Add an accessible modal dialog to a React app without manually implementing ARIA roles, focus trapping, or keyboard handling.
Drop in a combo box, slider, or tabs component that already works correctly for keyboard-only and screen reader users.
Build accessible React forms and interactive widgets that pass automated accessibility audits without hand-coding focus management.
Reach UI is a library of accessible user interface components built for React. Accessibility here refers to making web apps usable by people who rely on screen readers, keyboard navigation, or other assistive technologies. Rather than building common interface elements like dialogs, menus, and tooltips from scratch, developers can pull in Reach UI components that already handle the underlying accessibility standards correctly. The library is built around the ARIA Practices Design Patterns, which are guidelines published by the World Wide Web Consortium describing how interactive elements on a webpage should behave for accessibility. Components like accordions, checkboxes, combo boxes, sliders, tabs, and tooltips all follow these patterns. Several components are released and ready to use, a few, such as hover cards and radio groups, are still in progress. This README is primarily aimed at people who want to contribute to the library's development rather than people who simply want to use it. It covers how to clone the repository, install dependencies, build the packages, run examples in a browser-based preview tool called Storybook, and run the automated test suite.
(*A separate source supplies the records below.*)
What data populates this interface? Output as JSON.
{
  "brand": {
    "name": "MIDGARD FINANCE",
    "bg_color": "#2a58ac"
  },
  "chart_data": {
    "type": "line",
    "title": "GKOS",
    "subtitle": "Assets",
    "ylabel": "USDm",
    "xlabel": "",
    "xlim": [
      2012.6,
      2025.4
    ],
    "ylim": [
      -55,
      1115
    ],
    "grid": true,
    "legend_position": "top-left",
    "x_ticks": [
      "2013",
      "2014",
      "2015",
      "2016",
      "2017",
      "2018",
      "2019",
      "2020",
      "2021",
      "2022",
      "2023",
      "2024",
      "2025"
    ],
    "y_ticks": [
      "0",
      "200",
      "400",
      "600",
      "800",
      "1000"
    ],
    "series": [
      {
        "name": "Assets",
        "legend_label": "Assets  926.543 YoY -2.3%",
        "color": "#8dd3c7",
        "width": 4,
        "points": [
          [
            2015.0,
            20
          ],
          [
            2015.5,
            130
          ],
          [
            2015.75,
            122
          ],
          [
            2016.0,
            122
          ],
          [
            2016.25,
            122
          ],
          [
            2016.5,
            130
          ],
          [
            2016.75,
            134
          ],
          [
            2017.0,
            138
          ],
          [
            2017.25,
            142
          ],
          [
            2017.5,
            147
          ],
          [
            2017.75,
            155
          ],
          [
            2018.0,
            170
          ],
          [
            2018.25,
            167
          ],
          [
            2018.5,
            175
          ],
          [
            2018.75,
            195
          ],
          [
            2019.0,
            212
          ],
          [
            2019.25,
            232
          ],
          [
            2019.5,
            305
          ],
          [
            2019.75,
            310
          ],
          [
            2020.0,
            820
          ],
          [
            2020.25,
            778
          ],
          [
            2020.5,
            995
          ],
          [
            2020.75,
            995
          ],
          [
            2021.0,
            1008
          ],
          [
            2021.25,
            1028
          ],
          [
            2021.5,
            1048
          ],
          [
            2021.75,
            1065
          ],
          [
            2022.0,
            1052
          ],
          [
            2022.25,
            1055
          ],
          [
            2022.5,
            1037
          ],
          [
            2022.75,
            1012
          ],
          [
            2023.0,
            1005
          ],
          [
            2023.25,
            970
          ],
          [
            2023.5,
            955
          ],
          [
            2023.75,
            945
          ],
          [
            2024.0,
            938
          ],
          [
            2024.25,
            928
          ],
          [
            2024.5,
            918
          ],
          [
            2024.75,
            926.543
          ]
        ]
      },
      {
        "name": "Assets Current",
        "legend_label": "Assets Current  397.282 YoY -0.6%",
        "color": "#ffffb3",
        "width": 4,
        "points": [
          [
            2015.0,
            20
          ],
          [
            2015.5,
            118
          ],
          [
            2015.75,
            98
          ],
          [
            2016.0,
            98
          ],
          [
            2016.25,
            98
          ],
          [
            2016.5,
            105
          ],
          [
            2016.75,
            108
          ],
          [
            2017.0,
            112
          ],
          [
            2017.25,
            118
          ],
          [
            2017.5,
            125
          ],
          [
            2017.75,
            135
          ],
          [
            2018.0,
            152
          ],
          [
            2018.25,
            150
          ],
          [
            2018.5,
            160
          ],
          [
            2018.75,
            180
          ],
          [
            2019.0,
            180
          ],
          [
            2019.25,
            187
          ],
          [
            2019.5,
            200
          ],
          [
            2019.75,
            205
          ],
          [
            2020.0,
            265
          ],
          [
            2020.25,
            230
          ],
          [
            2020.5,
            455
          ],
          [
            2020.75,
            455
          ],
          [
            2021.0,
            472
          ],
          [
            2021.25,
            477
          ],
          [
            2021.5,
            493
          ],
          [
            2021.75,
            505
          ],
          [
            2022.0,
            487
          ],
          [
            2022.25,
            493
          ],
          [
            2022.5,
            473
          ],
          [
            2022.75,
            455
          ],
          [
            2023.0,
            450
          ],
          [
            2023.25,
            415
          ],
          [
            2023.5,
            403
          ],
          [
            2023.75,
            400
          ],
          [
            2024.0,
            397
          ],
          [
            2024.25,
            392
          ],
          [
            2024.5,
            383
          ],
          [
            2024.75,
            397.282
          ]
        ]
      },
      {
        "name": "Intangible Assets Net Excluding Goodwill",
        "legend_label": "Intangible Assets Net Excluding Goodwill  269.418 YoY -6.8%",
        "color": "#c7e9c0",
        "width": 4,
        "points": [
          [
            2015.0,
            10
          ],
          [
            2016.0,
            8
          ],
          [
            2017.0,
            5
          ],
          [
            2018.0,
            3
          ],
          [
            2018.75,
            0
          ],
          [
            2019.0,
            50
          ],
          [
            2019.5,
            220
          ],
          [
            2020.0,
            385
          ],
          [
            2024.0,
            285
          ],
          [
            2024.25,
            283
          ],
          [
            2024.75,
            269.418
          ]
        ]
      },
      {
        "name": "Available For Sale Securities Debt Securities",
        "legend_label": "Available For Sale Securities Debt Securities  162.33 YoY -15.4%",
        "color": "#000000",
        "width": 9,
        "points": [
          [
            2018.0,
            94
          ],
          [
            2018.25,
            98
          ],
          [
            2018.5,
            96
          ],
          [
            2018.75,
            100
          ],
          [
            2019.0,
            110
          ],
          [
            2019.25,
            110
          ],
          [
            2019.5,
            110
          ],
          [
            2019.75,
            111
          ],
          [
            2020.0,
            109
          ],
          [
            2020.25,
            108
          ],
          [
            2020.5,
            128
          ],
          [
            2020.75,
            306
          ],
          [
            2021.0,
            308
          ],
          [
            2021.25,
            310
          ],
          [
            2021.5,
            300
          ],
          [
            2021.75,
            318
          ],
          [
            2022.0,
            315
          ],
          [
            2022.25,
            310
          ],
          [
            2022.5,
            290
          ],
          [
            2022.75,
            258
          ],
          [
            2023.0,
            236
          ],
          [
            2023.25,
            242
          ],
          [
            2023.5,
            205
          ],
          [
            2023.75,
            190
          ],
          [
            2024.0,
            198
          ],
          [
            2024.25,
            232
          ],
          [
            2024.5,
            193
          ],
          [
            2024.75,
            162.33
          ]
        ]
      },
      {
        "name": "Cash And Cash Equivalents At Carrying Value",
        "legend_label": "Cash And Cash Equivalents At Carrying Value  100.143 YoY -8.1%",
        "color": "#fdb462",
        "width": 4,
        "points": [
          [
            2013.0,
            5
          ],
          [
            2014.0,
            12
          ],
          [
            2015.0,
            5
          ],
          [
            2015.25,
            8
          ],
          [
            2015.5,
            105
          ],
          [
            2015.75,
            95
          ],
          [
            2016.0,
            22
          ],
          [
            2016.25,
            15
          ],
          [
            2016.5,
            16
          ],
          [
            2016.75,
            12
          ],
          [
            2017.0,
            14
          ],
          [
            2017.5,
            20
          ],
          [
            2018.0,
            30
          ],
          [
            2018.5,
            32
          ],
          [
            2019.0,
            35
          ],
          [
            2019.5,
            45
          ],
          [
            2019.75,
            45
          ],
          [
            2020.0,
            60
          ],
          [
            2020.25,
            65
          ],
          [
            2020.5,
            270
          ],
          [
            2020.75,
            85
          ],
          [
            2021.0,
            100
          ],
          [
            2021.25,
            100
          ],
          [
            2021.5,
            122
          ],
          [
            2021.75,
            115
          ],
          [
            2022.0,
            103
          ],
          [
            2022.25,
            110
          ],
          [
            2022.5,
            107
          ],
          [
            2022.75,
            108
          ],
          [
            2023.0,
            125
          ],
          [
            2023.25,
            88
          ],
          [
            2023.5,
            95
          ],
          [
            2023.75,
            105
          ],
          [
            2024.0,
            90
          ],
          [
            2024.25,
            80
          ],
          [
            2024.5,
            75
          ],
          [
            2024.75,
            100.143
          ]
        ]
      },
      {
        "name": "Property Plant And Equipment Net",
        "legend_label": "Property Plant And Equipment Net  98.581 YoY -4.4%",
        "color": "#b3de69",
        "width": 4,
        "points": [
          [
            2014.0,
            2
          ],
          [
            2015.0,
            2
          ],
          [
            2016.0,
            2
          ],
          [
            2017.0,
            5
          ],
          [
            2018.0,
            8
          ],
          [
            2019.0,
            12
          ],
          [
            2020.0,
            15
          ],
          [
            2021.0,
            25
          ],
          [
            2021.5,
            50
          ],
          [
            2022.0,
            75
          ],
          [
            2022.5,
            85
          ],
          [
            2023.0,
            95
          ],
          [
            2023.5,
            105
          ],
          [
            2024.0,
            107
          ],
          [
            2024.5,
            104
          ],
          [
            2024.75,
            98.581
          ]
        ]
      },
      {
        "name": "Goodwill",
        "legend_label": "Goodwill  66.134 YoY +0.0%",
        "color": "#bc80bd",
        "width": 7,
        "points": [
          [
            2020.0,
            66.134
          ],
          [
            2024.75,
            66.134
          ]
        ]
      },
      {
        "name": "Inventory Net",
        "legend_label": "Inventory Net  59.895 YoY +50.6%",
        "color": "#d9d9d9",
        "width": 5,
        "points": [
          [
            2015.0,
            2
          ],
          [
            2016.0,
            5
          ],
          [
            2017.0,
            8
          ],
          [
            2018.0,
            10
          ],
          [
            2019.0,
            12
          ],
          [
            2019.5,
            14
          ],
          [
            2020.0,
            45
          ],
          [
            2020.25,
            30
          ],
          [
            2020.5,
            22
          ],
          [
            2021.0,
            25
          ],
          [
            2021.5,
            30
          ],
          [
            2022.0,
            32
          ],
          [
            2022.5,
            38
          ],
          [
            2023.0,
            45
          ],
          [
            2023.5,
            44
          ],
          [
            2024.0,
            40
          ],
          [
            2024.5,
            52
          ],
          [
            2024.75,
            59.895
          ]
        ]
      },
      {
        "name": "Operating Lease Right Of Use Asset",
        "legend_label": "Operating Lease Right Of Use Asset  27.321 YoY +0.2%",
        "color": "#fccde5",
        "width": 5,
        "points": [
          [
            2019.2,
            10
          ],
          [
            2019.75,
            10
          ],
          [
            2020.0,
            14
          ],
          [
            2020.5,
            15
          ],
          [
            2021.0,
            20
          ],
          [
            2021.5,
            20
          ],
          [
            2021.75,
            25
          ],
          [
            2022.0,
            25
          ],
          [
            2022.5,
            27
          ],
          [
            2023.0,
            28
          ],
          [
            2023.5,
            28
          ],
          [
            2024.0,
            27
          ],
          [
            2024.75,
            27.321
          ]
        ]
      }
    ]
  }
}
The documentation for using the components in your own project is at a separate website linked in the README. The project is written in TypeScript and uses pnpm as its package manager for the development workflow. It is organized as a monorepo, meaning all the individual components live as separate packages within a single repository. Changing one internal package and seeing that change reflected in another requires a rebuild step, which the README notes explicitly. Reach UI suits developers building React applications who need accessible components and want to avoid implementing the detailed keyboard and screen reader behavior themselves.